Hispanic voters may determine if Colorado goes blue or red
The upcoming presidential election has Manuel Pilas confused.
Pilas, a Mexican immigrant who came to the United States for college, said voting is important to him and he will vote in the election, but he has no idea who he will vote for.
“There’s no way a businessperson can open up completely — I cannot really take my flag out and say this is the way I’m voting,” said Pilas, who owns the Santa Fe Furniture store in Gypsum. “[But] I can say that in this election I’m going to be the most confused ever.”

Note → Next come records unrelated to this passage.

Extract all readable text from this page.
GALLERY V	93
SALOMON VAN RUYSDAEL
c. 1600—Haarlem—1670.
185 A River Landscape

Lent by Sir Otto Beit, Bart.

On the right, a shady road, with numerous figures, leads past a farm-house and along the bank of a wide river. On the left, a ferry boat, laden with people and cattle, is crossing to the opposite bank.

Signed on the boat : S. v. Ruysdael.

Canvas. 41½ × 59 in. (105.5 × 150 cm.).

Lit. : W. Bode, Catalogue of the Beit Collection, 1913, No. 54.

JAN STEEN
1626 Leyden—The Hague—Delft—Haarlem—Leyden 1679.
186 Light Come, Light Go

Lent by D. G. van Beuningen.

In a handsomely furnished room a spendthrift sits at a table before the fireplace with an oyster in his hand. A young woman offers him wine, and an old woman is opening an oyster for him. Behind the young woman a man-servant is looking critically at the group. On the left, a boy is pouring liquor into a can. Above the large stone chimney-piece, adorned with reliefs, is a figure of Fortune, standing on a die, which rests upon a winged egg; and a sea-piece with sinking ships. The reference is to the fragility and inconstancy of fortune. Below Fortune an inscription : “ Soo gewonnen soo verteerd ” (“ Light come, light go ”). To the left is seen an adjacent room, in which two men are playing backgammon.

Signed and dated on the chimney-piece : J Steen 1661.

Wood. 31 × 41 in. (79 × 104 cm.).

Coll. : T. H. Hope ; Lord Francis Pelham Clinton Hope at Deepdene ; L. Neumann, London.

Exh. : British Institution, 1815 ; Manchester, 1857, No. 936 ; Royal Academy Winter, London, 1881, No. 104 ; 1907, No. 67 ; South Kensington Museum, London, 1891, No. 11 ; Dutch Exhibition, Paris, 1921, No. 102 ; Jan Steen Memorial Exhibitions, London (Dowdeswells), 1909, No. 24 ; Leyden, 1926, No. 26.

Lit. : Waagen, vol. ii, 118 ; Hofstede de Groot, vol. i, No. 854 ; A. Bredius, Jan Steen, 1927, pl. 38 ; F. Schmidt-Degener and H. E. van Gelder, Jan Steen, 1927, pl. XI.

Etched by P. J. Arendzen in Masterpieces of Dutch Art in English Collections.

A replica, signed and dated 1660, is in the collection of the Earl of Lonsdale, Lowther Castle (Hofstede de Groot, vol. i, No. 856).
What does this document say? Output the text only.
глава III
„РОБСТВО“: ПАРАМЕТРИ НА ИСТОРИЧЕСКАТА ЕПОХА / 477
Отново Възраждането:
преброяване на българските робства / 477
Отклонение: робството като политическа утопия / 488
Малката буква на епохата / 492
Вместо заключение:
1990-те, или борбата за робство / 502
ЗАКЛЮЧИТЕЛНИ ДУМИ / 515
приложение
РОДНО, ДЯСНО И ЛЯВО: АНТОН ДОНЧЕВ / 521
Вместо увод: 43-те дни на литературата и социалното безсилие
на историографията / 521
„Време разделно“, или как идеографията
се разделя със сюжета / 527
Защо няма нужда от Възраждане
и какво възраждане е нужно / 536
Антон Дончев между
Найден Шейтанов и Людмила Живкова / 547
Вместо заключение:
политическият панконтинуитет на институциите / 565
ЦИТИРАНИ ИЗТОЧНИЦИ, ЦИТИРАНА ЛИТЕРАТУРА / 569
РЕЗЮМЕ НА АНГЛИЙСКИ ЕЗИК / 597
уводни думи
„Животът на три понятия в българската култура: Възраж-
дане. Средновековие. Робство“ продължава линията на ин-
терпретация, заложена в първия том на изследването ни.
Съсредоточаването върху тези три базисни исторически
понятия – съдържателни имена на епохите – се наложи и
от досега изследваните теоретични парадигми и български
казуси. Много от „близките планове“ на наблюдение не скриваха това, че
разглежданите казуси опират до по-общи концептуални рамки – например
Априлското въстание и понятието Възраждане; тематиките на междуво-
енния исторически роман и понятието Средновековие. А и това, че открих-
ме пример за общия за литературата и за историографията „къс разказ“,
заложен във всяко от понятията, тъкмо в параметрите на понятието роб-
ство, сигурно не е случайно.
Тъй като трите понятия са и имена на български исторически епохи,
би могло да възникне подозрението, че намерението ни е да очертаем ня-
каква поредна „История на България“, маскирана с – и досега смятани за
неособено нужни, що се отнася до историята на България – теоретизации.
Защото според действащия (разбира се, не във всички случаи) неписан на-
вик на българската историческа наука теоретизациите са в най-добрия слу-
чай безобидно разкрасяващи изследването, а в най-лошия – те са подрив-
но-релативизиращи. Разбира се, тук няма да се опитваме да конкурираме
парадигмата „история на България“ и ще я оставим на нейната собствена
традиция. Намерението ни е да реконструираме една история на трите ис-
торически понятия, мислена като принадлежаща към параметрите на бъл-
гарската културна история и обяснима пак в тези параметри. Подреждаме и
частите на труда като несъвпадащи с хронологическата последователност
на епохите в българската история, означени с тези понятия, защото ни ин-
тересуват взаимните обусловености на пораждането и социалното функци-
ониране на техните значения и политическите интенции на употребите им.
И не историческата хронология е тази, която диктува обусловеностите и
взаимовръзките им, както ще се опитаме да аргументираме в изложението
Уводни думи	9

Pilas is not alone. Hispanic voters will face a ballot this fall with both their Democratic favorite, Sen. Hillary Clinton, and their Republican favorite, Rudy Giuliani, missing from the ticket. A nationwide Pew Research Center survey conducted last December discovered that Hispanic Democrats favored Clinton by 59 percent, with only 15 percent of Hispanic Democrats supporting Obama. Only 10 percent of Hispanic Republicans supported GOP candidate John McCain.
Hispanic support for the Republican party has dropped substantially since the last presidential election. In the 2004 election, George W. Bush drew a record 40 percent of the Hispanic vote; the Pew survey shows that Latino Republican support is now down to 23 percent.
One voter’s solution will be to vote for her chosen candidate anyway. Hispanic Eagle resident Caroline Gonzales, 65, said she has been a Democrat all her life and will write Clinton in on the ballot in this year’s election.
Gonzales heard Obama speak at the Democratic National Convention in 2004, where she was a delegate from Iowa. “He has a lot of charisma, but that’s about it,” she said. “He looks like a wonderfully wrapped Christmas gift but you open the box and there’s nothing there.”